Knight saw himself as a hermit in the grand literary tradition of Emerson, Dickinson and fellow Mainer Edna St. Vincent Millay. He quoted one of her most famous lines to Finkel: “My candle burns at both ends; It will not last the night,” then said, “I tried candles in my camp for a number of years. Not worth it to steal them.”

Finkel also spoke to many of Knight’s victims — some amused, others traumatized. David and Louise Proulx’s home had been broken into at least 50 times over many years, and they initially believed one of their own children was the culprit before wondering if they themselves were going crazy. Debbie Baker’s small children were terrified that the hermit would come for them.

Garry Hollands filled a bag of food and slung it over his doorknob as an offering for the hermit, whom he thought of as harmless. (Other residents followed Hollands’ lead, but Knight never took any food left for him; he feared it was poisoned.)

Neal Patterson stayed up all night for two weeks straight, sitting in the dark, gun at the ready, hoping he’d be the one to capture the hermit.

Knight claims little knowledge of how deeply he terrorized the town. He never wanted to steal, but hunger, he says, forced him. “It took a while to overcome my scruples,” he told Finkel. First he filched from outdoor gardens, then graduated to breaking into homes. He once spent a restless night in an empty cabin. “The stress of that, the sleepless worry about getting caught, programmed me to never do that again.”

Knight makes the semi-convincing argument that it is mainstream society in need of help, not him. “He was confounded by the idea that passing the prime of your life in a cubicle, spending hours a day at a computer in exchange for money was considered acceptable, but relaxing in a tent in the woods was disturbed,” Finkel writes.

He spent most of his time in the woods reading, and told Finkel he considered Henry David Thoreau, who took to a cabin in the woods for two years and emerged with “Walden,” to be “a dilettante.” Unlike Thoreau, Knight never threw a dinner party, never wrote, never painted a picture or took a photo. “His back was fully turned to the world,” Finkel writes. Knight loved two works best: “Very Special People,” an anthology of unusual figures such as the Elephant Man and Siamese twins Chang and Eng, and Dostoyevsky’s “Notes from Underground.”

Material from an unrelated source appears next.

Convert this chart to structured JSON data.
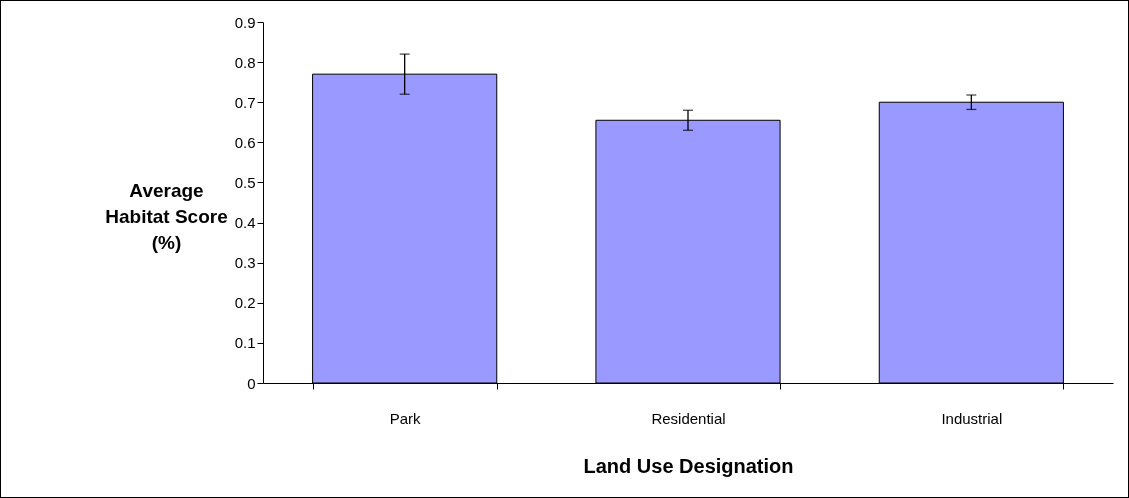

“I recognize myself in the main character,” he told Finkel.

Knight emerged from the woods with no grand epiphany, no guiding philosophy. He longed solely for “all the quiet I can take, consume, eat, dine upon, savor, relish, feast.”

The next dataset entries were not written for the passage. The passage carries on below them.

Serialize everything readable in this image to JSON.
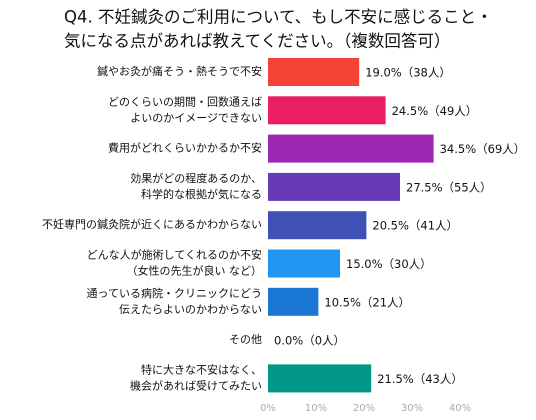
{
  "chart_data": {
    "type": "barh",
    "title": [
      "Q4. 不妊鍼灸のご利用について、もし不安に感じること・",
      "気になる点があれば教えてください。（複数回答可）"
    ],
    "categories": [
      [
        "鍼やお灸が痛そう・熱そうで不安"
      ],
      [
        "どのくらいの期間・回数通えば",
        "よいのかイメージできない"
      ],
      [
        "費用がどれくらいかかるか不安"
      ],
      [
        "効果がどの程度あるのか、",
        "科学的な根拠が気になる"
      ],
      [
        "不妊専門の鍼灸院が近くにあるかわからない"
      ],
      [
        "どんな人が施術してくれるのか不安",
        "（女性の先生が良い など）"
      ],
      [
        "通っている病院・クリニックにどう",
        "伝えたらよいのかわからない"
      ],
      [
        "その他"
      ],
      [
        "特に大きな不安はなく、",
        "機会があれば受けてみたい"
      ]
    ],
    "values": [
      19.0,
      24.5,
      34.5,
      27.5,
      20.5,
      15.0,
      10.5,
      0.0,
      21.5
    ],
    "value_labels": [
      "19.0%（38人）",
      "24.5%（49人）",
      "34.5%（69人）",
      "27.5%（55人）",
      "20.5%（41人）",
      "15.0%（30人）",
      "10.5%（21人）",
      "0.0%（0人）",
      "21.5%（43人）"
    ],
    "colors": [
      "#f44336",
      "#e91e63",
      "#9c27b0",
      "#673ab7",
      "#3f51b5",
      "#2196f3",
      "#1976d2",
      "#009688",
      "#009688"
    ],
    "xlim": [
      0,
      40
    ],
    "xticks": [
      {
        "value": 0,
        "label": "0%"
      },
      {
        "value": 10,
        "label": "10%"
      },
      {
        "value": 20,
        "label": "20%"
      },
      {
        "value": 30,
        "label": "30%"
      },
      {
        "value": 40,
        "label": "40%"
      }
    ],
    "grid": false
  }
}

Knight spent seven months in jail, paid $1,500 in restitution, yet his greatest punishment is ongoing: re-entering society and adhering to its mores. He moved back in with his mother, and his brother gave him a job at his scrap-metal recycling plant. He knows to return to the woods would be to return to crime, but his longing is visceral and spiritual: “You’re just there,” he says. “You are.”